This blog is intended to be a continuously evolving archive and record of my work as part of the Rationalist Traces M.Arch unit at the University of Dundee. Hopefully over time a coherent theme will become evident in the work posted and by the end of the year this blog will serve as an artefact in itself, showing a clear narrative and iteration in my year's work (fingers crossed). -- Gregor Tait --

Thursday 30 September 2010

Apparently people will pay for these words



Excitingly I found out today that I have succeeded in getting a job as a student writer for the RIBA. However anyone reading this gets to enjoy my words for free (lucky you).


Here is the piece that I submitted when applying.

This is what an architects dream looks like.




A Parisian street lined with cafes and shopfronts, stretches through the rosy afternoon sun several blocks into the distance before turning ninety degrees and heading vertically into the blue sky, folding back on itself and coming to rest with each exquisite Haussmann block fitting exactly roof-to-roof with its new, gravitationally opposed, neighbour below. 

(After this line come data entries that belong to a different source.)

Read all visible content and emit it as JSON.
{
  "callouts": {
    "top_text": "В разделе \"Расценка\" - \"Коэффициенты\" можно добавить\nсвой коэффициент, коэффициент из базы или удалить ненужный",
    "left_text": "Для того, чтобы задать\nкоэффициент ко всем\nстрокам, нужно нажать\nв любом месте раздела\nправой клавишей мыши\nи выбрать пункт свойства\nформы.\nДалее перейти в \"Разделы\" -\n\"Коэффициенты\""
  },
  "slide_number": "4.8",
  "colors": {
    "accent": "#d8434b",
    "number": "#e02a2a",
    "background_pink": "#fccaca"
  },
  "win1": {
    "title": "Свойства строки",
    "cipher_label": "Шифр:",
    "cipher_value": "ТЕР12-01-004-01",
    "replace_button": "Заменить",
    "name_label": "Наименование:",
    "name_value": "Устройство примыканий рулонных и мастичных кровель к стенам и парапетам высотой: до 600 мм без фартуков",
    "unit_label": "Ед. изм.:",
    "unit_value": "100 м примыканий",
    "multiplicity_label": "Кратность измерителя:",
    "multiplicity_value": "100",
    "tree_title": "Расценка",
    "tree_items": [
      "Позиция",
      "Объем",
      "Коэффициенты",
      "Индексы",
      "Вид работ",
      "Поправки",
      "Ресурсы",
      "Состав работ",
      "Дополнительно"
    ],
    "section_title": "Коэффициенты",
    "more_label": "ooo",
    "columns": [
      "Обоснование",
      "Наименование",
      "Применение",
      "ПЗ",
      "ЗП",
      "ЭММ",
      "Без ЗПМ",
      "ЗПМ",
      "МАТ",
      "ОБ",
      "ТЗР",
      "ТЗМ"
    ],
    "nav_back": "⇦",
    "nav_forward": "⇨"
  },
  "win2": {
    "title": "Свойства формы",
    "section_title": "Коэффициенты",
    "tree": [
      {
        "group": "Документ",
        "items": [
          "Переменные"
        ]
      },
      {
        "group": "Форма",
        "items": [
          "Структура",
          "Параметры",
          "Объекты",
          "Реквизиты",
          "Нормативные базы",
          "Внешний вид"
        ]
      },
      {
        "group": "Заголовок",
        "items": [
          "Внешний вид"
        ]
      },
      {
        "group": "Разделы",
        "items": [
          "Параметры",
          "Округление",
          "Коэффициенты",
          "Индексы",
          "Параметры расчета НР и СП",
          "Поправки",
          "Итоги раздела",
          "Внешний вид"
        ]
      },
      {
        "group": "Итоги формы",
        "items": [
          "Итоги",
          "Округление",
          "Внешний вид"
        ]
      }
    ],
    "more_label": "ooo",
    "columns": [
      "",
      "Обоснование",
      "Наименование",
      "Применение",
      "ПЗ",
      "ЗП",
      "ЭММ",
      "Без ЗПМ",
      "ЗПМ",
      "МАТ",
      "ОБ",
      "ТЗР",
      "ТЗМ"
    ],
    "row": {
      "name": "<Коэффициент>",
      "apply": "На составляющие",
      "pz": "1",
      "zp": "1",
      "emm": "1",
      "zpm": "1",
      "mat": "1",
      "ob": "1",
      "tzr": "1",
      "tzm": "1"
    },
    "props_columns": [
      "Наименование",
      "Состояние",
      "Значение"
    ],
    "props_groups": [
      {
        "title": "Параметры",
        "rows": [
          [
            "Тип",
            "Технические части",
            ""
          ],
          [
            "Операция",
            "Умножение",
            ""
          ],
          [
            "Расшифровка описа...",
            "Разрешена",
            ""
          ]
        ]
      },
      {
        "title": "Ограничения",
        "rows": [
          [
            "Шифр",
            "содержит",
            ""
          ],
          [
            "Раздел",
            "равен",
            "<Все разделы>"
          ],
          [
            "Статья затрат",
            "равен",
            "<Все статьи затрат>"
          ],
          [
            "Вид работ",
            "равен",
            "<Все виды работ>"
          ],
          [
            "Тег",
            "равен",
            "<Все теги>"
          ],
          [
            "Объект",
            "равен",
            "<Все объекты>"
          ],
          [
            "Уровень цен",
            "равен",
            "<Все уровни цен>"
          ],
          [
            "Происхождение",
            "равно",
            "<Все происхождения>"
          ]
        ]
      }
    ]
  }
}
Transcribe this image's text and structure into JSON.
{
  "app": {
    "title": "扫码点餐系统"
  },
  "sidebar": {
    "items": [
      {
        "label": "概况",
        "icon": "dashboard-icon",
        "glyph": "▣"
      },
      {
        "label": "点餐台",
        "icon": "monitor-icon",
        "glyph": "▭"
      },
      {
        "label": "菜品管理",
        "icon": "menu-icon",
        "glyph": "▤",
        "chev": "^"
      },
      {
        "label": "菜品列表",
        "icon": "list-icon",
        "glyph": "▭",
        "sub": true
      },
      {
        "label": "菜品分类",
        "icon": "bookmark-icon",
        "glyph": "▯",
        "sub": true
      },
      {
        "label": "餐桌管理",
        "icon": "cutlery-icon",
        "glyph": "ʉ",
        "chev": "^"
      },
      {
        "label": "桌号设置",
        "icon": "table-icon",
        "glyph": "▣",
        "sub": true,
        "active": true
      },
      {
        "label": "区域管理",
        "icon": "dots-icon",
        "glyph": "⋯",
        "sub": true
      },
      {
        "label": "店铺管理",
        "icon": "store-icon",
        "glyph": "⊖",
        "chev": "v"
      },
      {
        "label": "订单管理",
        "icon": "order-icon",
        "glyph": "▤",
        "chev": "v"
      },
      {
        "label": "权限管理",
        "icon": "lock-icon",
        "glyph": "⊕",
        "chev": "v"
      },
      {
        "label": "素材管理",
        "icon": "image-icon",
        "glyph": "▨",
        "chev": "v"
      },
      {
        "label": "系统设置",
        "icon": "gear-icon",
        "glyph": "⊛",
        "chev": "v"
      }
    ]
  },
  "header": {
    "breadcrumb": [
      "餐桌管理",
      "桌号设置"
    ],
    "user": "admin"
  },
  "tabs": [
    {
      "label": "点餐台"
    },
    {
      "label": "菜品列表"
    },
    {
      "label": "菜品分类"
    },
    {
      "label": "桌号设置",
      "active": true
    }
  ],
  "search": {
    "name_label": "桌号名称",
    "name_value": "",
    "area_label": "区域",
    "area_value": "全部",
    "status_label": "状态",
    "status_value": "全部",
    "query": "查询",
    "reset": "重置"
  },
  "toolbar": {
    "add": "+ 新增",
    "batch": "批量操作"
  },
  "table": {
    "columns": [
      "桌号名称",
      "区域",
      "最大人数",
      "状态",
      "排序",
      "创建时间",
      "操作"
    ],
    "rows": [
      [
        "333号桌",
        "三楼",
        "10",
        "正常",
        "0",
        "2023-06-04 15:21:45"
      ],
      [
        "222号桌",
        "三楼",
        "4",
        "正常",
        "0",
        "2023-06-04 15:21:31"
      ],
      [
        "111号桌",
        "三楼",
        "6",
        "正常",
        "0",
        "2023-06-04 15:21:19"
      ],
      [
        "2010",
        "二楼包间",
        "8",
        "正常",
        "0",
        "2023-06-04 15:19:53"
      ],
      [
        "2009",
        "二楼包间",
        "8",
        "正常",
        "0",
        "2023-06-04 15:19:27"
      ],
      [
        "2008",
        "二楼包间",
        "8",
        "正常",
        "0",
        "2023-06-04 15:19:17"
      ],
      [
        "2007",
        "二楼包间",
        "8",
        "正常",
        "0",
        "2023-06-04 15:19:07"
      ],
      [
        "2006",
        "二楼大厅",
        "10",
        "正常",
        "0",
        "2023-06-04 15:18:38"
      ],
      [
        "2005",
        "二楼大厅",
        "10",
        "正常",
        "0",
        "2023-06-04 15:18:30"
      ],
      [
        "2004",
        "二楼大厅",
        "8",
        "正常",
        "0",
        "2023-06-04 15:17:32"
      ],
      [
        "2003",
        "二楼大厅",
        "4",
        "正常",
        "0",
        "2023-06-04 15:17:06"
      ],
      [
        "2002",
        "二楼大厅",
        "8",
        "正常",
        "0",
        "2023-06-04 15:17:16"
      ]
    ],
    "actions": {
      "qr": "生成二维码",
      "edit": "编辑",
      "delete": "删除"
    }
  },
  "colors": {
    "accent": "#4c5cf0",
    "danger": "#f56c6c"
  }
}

This is the world of Christopher Nolan’s hugely successful summer blockbuster Inception. A lucid dream built by architects, where time, money, even physics pose no limits on what can be created. The appeal is obvious, but the film also draws attention to the dangers. Why would one choose to live in the real world when the dream offers so much possibility? Given to the option to build perfect, endless, radiant cities or to toil within the confines of reality, might one lose track of which world is the purer, of which is the most true. The plight of these characters, creators lost in the imagining of their creations provokes a question of all designers. Are we more interested in the drawing or the finished product? The idea or the reality?